Enquanto grupos da sociedade civil se articulam, alguns governos também se posicionam na discussão. No início do ano, o Estado da Flórida, nos Estados Unidos, proibiu o uso de redes sociais para menores de 14 anos. Na cidade do Rio de Janeiro, alunos da rede municipal de ensino não podem mais usar o celular nem mesmo durante o recreio. Em São Paulo, a Assembleia Legislativa já discute se vai banir ou não a entrada dos dispositivos nas escolas privadas e públicas do Estado.

O QUE DIZ A CIÊNCIA

Importante lembrar que é sempre necessário contextualizar realidades antes de compará-las. O uso excessivo de mídias sociais não é a única causa para o alto índice de ansiedade em terras nacionais. Insegurança quanto ao futuro, desigualdade social e crise climática também prejudicam a saúde mental dos brasileiros. “Além dessas questões, ainda temos uma cultura de gastos irreal frente aos salários, bem como uma educação financeira ruim e um desejo de consumo — por exemplo, de um iPhone de última geração — mesmo sem ganhar o suficiente para isso”, pondera a psiquiatra Márcia.

No entanto, uma série de estudos aponta que internet descomedida entra como um ingrediente extra e poderoso na receita que nutre uma população ansiosa, ainda que não haja uma relação causal direta entre os fatores. O estudo “Upward social comparisons and posting under the influence: Investigating social media behaviors of U.S. adults with Generalized Anxiety Disorder” (“Comparações sociais e postagens: investigando comportamentos de mídia social de adultos dos EUA com transtorno de ansiedade generalizada”, em tradução livre), de um grupo de pesquisados das universidades de Nevada, Texas e Louisiana, ao avaliar o consumo das redes por pessoas com transtorno generalizado de ansiedade, concluiu que a maior parte era viciada em mídias sociais. E como consequência da “cultura do like”, comparavam as próprias vidas com a de terceiros muito mais do que o restante dos participantes do estudo. Quem sofria de ansiedade também tendia a se chatear mais quando perdia algum seguidor.

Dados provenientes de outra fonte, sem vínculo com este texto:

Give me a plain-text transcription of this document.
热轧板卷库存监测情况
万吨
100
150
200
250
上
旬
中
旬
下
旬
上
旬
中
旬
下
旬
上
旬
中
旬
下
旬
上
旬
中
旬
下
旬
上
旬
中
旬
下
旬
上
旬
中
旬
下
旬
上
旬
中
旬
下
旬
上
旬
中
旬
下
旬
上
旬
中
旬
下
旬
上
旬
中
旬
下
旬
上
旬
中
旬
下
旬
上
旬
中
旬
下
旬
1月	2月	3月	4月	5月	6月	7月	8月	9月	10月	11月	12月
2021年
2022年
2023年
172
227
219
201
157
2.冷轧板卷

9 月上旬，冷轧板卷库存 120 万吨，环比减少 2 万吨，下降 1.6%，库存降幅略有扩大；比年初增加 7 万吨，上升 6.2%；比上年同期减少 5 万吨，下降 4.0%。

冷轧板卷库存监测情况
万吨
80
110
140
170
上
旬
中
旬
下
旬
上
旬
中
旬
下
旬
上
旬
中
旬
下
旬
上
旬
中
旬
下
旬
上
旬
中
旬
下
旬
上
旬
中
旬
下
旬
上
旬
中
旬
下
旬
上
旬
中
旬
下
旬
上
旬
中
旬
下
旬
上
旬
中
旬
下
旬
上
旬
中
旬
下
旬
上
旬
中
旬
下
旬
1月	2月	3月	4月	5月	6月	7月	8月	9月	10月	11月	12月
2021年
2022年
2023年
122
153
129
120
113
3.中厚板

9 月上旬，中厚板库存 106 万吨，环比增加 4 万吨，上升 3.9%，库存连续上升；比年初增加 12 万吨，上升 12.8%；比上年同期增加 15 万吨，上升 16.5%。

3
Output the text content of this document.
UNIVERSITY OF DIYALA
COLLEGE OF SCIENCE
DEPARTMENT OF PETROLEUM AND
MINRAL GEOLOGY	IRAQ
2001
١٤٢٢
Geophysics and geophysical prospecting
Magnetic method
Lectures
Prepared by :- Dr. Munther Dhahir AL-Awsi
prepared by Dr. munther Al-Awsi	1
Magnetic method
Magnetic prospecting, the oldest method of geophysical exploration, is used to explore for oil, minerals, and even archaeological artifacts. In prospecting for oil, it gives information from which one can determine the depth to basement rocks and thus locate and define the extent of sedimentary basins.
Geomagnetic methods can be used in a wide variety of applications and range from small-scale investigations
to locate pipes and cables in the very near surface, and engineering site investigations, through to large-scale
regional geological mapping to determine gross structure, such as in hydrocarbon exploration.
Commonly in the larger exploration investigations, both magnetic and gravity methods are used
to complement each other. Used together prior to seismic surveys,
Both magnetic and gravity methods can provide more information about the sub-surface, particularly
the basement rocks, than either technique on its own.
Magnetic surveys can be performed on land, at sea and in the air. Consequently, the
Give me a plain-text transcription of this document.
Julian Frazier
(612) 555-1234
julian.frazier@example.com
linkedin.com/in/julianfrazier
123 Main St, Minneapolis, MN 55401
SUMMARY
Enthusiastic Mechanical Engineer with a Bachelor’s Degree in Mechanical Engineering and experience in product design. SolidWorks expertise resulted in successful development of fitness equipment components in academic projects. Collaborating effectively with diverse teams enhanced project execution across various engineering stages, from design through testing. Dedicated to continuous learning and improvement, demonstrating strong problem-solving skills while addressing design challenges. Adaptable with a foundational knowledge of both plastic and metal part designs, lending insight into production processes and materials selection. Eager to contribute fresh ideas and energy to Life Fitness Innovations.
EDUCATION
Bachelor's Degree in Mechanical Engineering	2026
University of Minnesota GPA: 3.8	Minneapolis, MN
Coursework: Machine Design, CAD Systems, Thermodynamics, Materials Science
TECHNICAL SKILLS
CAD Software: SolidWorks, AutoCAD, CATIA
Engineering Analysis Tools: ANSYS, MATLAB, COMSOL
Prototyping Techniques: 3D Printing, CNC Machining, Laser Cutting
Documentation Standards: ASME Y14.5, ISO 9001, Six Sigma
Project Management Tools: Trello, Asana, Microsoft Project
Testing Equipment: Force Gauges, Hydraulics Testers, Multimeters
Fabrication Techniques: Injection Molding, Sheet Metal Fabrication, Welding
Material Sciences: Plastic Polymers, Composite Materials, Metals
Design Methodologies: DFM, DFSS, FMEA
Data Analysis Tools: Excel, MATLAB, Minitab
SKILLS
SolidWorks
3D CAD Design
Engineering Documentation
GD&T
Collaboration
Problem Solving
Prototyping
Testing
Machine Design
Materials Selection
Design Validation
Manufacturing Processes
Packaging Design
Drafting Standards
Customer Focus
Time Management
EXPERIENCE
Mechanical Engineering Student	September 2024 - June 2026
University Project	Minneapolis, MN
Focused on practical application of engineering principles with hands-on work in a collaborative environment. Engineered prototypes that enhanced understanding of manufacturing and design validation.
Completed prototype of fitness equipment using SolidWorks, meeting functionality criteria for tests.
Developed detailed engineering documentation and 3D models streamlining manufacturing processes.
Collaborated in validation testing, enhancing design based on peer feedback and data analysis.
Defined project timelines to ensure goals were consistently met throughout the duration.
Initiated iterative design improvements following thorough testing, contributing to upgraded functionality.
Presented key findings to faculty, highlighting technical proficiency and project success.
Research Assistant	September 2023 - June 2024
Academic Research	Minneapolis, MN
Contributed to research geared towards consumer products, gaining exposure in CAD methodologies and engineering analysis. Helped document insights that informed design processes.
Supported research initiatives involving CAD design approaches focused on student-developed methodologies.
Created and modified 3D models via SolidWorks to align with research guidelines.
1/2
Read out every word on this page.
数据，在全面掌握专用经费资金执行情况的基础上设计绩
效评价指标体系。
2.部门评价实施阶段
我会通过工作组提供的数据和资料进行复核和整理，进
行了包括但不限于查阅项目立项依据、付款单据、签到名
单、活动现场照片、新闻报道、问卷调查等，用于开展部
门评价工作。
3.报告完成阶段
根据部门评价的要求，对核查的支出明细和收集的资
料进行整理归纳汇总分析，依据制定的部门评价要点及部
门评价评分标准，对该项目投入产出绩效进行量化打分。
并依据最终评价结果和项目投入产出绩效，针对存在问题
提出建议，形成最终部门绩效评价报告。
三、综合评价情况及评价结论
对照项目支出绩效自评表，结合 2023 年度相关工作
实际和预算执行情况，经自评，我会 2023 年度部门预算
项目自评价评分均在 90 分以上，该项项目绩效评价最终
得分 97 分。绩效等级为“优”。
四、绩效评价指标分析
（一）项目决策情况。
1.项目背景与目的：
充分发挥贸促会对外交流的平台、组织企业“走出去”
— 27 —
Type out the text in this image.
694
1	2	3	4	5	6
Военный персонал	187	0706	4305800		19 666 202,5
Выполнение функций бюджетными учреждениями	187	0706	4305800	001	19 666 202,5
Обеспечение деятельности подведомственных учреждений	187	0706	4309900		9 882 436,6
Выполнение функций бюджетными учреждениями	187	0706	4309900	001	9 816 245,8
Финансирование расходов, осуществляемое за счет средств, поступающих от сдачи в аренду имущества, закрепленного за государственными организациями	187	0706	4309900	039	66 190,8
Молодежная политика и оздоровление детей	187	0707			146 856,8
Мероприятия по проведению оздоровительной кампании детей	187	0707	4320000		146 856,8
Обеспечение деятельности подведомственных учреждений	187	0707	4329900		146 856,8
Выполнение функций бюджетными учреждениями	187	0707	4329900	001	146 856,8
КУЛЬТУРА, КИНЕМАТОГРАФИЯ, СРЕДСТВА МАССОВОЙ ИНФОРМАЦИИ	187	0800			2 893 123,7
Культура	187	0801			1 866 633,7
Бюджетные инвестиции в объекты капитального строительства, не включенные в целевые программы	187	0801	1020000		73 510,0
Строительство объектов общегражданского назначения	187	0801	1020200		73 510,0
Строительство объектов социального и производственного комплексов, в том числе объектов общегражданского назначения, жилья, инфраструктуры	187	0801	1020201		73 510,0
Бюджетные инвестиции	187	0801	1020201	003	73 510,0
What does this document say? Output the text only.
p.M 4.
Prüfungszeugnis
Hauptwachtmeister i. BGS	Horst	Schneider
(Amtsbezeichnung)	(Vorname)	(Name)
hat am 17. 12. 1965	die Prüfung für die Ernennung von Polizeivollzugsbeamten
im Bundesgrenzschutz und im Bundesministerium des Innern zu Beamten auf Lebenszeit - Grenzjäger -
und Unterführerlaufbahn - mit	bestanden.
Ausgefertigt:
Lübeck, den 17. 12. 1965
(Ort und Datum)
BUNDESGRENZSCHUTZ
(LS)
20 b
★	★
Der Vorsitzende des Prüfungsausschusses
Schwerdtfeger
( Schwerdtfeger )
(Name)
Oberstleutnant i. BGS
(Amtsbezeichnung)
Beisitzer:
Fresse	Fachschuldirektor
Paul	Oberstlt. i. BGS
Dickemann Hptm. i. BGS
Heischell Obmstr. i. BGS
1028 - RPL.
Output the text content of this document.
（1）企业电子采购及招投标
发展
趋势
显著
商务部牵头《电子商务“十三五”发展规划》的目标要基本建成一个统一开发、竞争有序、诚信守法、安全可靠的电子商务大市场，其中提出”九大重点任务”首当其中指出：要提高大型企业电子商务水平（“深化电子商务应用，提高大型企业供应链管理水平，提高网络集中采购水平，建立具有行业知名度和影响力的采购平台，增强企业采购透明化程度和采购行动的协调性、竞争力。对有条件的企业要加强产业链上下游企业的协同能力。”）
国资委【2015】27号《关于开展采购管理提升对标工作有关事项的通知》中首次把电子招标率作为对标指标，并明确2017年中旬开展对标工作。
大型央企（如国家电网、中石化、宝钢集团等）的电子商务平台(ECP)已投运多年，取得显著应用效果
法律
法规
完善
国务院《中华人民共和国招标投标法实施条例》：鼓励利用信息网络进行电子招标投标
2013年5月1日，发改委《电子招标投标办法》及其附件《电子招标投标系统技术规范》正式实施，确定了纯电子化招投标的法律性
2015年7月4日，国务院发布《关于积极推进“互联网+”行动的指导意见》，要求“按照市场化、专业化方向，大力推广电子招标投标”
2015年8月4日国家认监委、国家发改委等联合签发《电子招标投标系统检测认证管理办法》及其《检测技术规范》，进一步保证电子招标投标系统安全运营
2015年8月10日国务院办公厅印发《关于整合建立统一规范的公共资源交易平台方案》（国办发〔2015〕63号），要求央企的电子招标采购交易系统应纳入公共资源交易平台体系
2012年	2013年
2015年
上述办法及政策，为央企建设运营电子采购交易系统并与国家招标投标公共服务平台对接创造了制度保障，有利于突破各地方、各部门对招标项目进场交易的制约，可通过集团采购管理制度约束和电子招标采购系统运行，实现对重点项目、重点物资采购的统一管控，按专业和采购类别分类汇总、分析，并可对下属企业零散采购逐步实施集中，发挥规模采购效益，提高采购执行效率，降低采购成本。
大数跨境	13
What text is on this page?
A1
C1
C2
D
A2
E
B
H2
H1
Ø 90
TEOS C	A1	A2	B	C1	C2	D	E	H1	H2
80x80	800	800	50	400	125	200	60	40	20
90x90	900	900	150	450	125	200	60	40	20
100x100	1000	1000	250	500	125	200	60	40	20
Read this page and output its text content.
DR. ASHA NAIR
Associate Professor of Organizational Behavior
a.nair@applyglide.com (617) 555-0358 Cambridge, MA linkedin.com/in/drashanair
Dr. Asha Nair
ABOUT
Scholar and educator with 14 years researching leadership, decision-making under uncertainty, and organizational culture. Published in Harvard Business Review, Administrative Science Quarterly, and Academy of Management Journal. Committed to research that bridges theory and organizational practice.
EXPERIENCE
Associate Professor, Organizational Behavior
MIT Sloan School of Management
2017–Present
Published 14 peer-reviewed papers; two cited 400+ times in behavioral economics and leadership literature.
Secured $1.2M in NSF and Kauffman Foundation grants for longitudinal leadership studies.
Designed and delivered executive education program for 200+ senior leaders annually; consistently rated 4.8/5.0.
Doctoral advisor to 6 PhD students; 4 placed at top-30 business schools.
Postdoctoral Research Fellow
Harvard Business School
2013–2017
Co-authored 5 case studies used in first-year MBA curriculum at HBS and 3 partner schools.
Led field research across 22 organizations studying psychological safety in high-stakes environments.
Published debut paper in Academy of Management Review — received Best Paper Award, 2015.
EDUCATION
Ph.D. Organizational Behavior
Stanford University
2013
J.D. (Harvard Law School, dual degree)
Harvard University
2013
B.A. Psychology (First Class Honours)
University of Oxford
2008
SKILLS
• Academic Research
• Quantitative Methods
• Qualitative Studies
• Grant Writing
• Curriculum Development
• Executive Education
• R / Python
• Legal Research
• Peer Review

Uma revisão de estudos já publicados feita por pesquisadores da Universidade King’s College, de Londres, concluiu que existe uma correlação entre o uso de redes sociais por adolescentes e casos de estresse, depressão e ansiedade. Contudo, também alertaram que ainda há “fatores pouco explorados que possam explicar essa relação”. Como em todo vício, o sistema de recompensa do cérebro é ativado durante uma interação bem-sucedida ou um post cheio de curtidas. Quando a expectativa não se concretiza, vem a ansiedade — e a busca por novos likes. “As consequências são ainda piores para os jovens, que ainda têm um cérebro em desenvolvimento. São mais impulsivos, ainda aprendendo a se regularem emocionalmente, e mais intolerantes à frustração”, explica Márcia. “Quanto maior o consumo de redes sociais, maior a liberação de dopamina. E isso faz com que eles queiram consumir cada vez mais esse conteúdo, principalmente vídeos curtos, reels e shorts do YouTube, porque a sensação de recompensa imediata é maior.”

Além da saúde mental, diante do aumento dos casos de ansiedade e depressão entre os jovens, a psiquiatra alerta para a redução na capacidade de atenção entre crianças e adolescentes. Ela cita uma pesquisa que, em 2015, já apontava que, desde 2000, essa capacidade havia caído de 12 para 8 segundos. “Hoje, provavelmente, isso está ainda mais reduzido”, reforça Márcia.